In just one week we've had a poll showing the PM's popularity down again, questions about NZ First's integrity again, criticism of Andrew Little's rushed law to ban foreign donations that won't actually ban foreign donations, a data breach in the gun buy-back scheme, and revelations Kris Faafoi helped a friend with an immigration problem. Those are just the same old problems the Government's been dealing with its entire term: bad polls, a rogue coalition partner, bad laws, key policy failures, ministerial integrity. We witnessed a whole term's problems all in one week. It would be considered a bad run if that list was spread across a month, but in a week it's just head-shaking stuff.
It's been said a thousand times, but it bears repeating. Governments don't want voters going to the summer holidays feeling grumpy and then convincing their friends and family to feel the same. They want us going to our sunset drinks and afternoon barbecues feeling pretty bloody stoked and, again, convincing our friends and family to feel the same.

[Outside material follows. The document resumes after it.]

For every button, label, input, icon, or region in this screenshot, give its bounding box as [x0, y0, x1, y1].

And this is where Robertson comes in. He is the Government's last chance at sending us off with smiles. But to do that, he needs to promise the right stuff at the right price on Thursday.

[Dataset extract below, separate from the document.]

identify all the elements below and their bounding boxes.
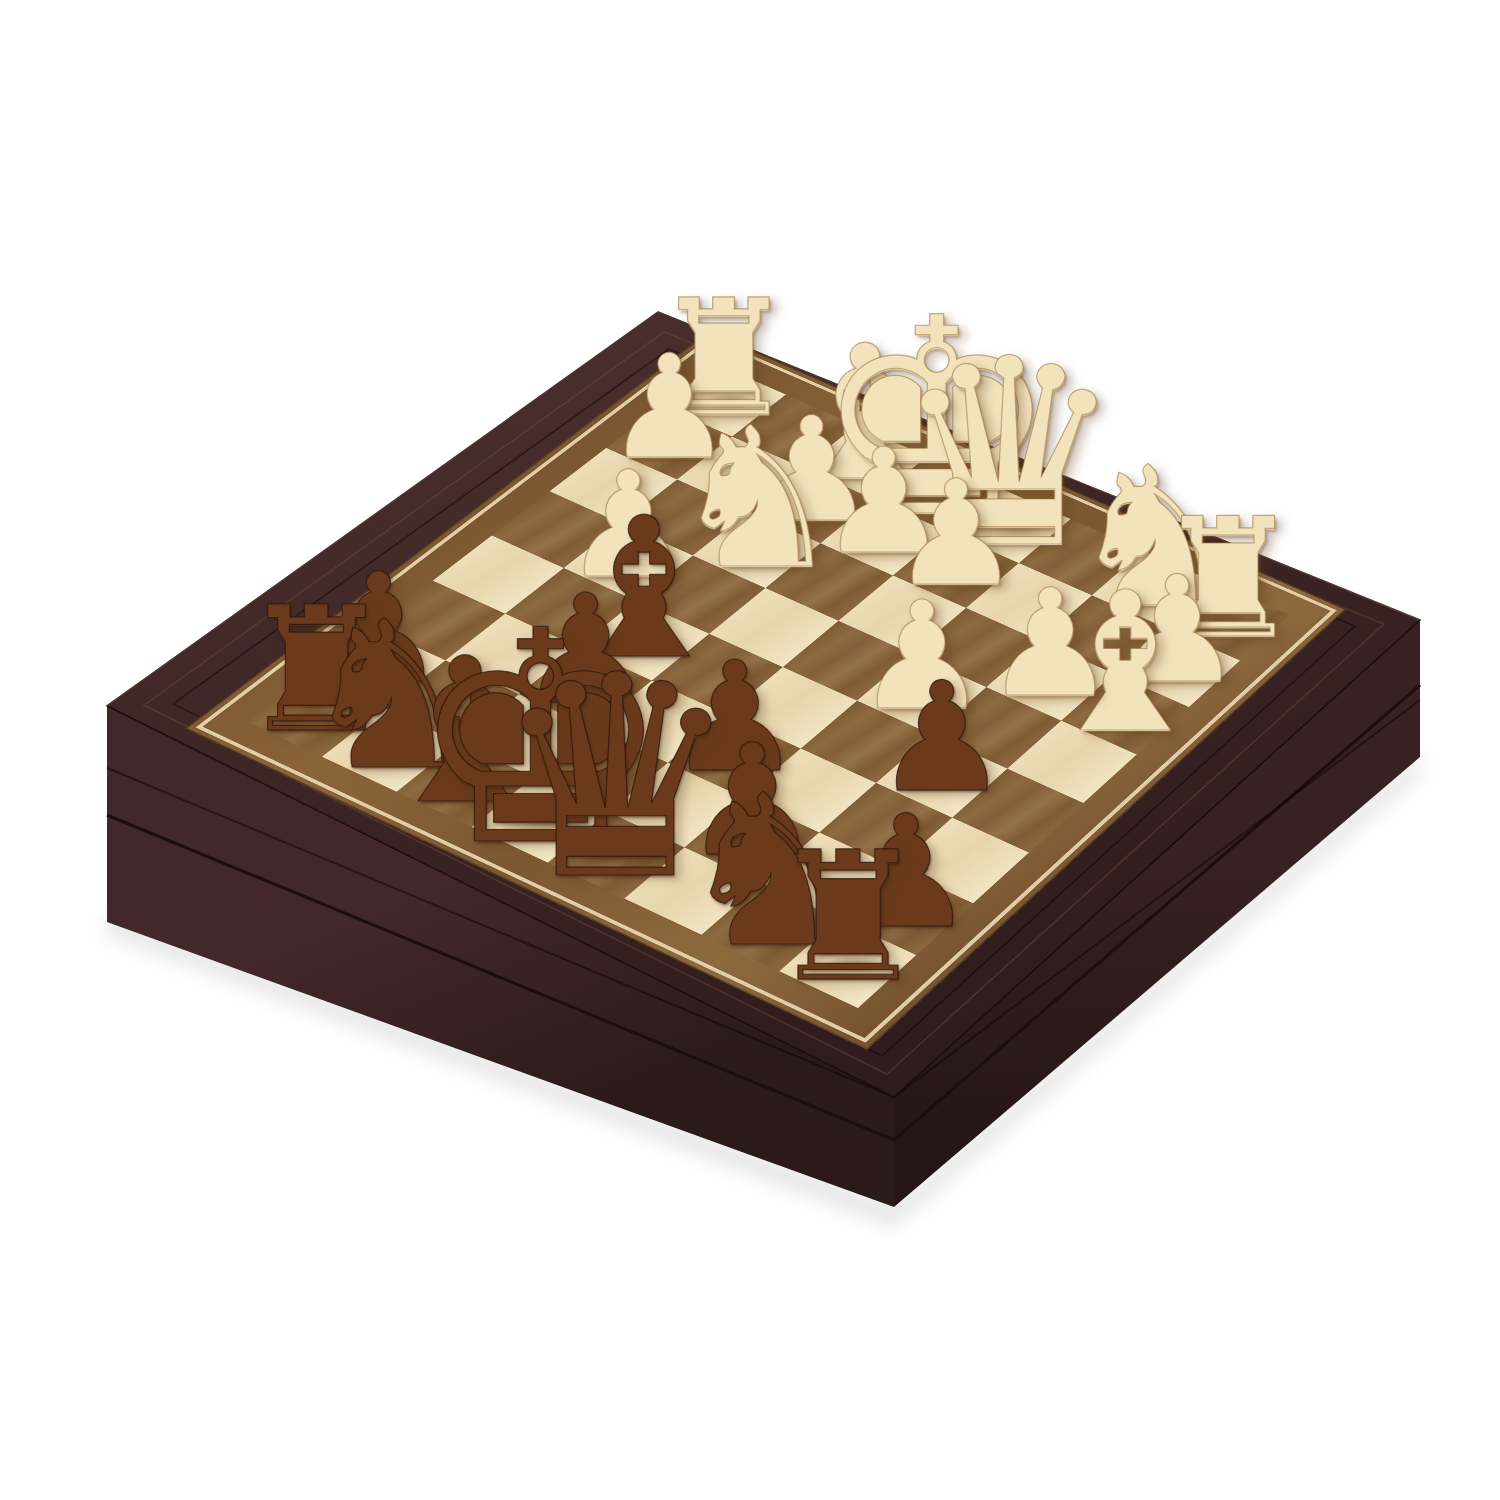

The spend up needs to be in the billions. Five or 10 billion dollars. That's the kind of money you need if you're trying to stimulate an economy worth $300b.
And the spending needs to be specific. There's no point in announcing a few billion for hospitals and a few billion for rail and a few billion for roads. That's not spending, it's just an intention to spend. Voters instantly know that kind of woolly announcement means it'll be years before anything even starts, while officials debate which project is more important than the others.

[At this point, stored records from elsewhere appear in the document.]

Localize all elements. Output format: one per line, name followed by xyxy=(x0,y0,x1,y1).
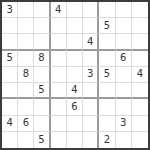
cell-r3c9[interactable] xyxy=(132,34,148,50)
cell-r2c9[interactable] xyxy=(132,18,148,34)
cell-r8c2[interactable]: 6 xyxy=(18,116,34,132)
cell-r1c7[interactable] xyxy=(99,2,115,18)
cell-r3c6[interactable]: 4 xyxy=(83,34,99,50)
cell-r8c3[interactable] xyxy=(34,116,50,132)
cell-r9c9[interactable] xyxy=(132,132,148,148)
cell-r6c4[interactable] xyxy=(51,83,67,99)
cell-r8c8[interactable]: 3 xyxy=(116,116,132,132)
cell-r8c6[interactable] xyxy=(83,116,99,132)
cell-r7c4[interactable] xyxy=(51,99,67,115)
cell-r9c4[interactable] xyxy=(51,132,67,148)
cell-r1c9[interactable] xyxy=(132,2,148,18)
cell-r8c5[interactable] xyxy=(67,116,83,132)
cell-r5c6[interactable]: 3 xyxy=(83,67,99,83)
cell-r5c2[interactable]: 8 xyxy=(18,67,34,83)
cell-r2c6[interactable] xyxy=(83,18,99,34)
cell-r2c5[interactable] xyxy=(67,18,83,34)
cell-r5c5[interactable] xyxy=(67,67,83,83)
cell-r8c7[interactable] xyxy=(99,116,115,132)
cell-r3c1[interactable] xyxy=(2,34,18,50)
cell-r5c8[interactable] xyxy=(116,67,132,83)
cell-r4c4[interactable] xyxy=(51,51,67,67)
cell-r2c3[interactable] xyxy=(34,18,50,34)
cell-r6c7[interactable] xyxy=(99,83,115,99)
cell-r7c1[interactable] xyxy=(2,99,18,115)
cell-r7c2[interactable] xyxy=(18,99,34,115)
cell-r5c7[interactable]: 5 xyxy=(99,67,115,83)
cell-r3c8[interactable] xyxy=(116,34,132,50)
cell-r4c8[interactable]: 6 xyxy=(116,51,132,67)
cell-r7c6[interactable] xyxy=(83,99,99,115)
cell-r1c5[interactable] xyxy=(67,2,83,18)
cell-r7c7[interactable] xyxy=(99,99,115,115)
cell-r1c6[interactable] xyxy=(83,2,99,18)
cell-r3c7[interactable] xyxy=(99,34,115,50)
cell-r7c5[interactable]: 6 xyxy=(67,99,83,115)
cell-r3c3[interactable] xyxy=(34,34,50,50)
cell-r2c1[interactable] xyxy=(2,18,18,34)
cell-r8c1[interactable]: 4 xyxy=(2,116,18,132)
cell-r7c8[interactable] xyxy=(116,99,132,115)
cell-r1c3[interactable] xyxy=(34,2,50,18)
cell-r1c1[interactable]: 3 xyxy=(2,2,18,18)
cell-r6c1[interactable] xyxy=(2,83,18,99)
cell-r4c6[interactable] xyxy=(83,51,99,67)
cell-r9c5[interactable] xyxy=(67,132,83,148)
cell-r4c7[interactable] xyxy=(99,51,115,67)
cell-r1c2[interactable] xyxy=(18,2,34,18)
cell-r9c8[interactable] xyxy=(116,132,132,148)
cell-r6c9[interactable] xyxy=(132,83,148,99)
cell-r4c1[interactable]: 5 xyxy=(2,51,18,67)
cell-r3c2[interactable] xyxy=(18,34,34,50)
cell-r3c4[interactable] xyxy=(51,34,67,50)
cell-r6c6[interactable] xyxy=(83,83,99,99)
cell-r5c4[interactable] xyxy=(51,67,67,83)
cell-r8c4[interactable] xyxy=(51,116,67,132)
cell-r2c7[interactable]: 5 xyxy=(99,18,115,34)
cell-r2c4[interactable] xyxy=(51,18,67,34)
cell-r1c4[interactable]: 4 xyxy=(51,2,67,18)
sudoku-board: 3454586835454646352 xyxy=(0,0,150,150)
cell-r8c9[interactable] xyxy=(132,116,148,132)
cell-r4c9[interactable] xyxy=(132,51,148,67)
cell-r9c7[interactable]: 2 xyxy=(99,132,115,148)
cell-r9c2[interactable] xyxy=(18,132,34,148)
cell-r7c9[interactable] xyxy=(132,99,148,115)
cell-r6c2[interactable] xyxy=(18,83,34,99)
cell-r5c9[interactable]: 4 xyxy=(132,67,148,83)
cell-r1c8[interactable] xyxy=(116,2,132,18)
cell-r4c3[interactable]: 8 xyxy=(34,51,50,67)
cell-r5c3[interactable] xyxy=(34,67,50,83)
cell-r6c8[interactable] xyxy=(116,83,132,99)
cell-r2c2[interactable] xyxy=(18,18,34,34)
cell-r9c1[interactable] xyxy=(2,132,18,148)
cell-r7c3[interactable] xyxy=(34,99,50,115)
cell-r3c5[interactable] xyxy=(67,34,83,50)
cell-r9c3[interactable]: 5 xyxy=(34,132,50,148)
cell-r2c8[interactable] xyxy=(116,18,132,34)
cell-r5c1[interactable] xyxy=(2,67,18,83)
cell-r9c6[interactable] xyxy=(83,132,99,148)
cell-r6c5[interactable]: 4 xyxy=(67,83,83,99)
cell-r6c3[interactable]: 5 xyxy=(34,83,50,99)
cell-r4c5[interactable] xyxy=(67,51,83,67)
cell-r4c2[interactable] xyxy=(18,51,34,67)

And big lumps of cash mean nothing to voters. Specific roads do. Robertson needs to name the precise roads and projects he's funding. That way, it becomes real to voters, and especially to the communities benefiting from the thing that will be built. Think of it this way, a promise to spend a billion dollars on hospitals means far less to you than a promise to build a new hospital in your town on a plot of land that you drive past and know.
Of course, Thursday won't solve everything. Whatever is announced is still only a promise. And it's getting ever harder for them to promise their way out of pickles. There are only so many unfulfilled promises voters will tolerate before they stop believing the noise. We've had too many already: capital gains tax, fair pay agreements, homelessness rates, Kiwibuild, kindness, transparency, the entire Year of Delivery.
If Robertson wants this announcement to truly deliver, he needs shovels in the ground before the next election.
And he needs his mates in government to really try their hardest not to stuff up next year like they've stuffed up the last two.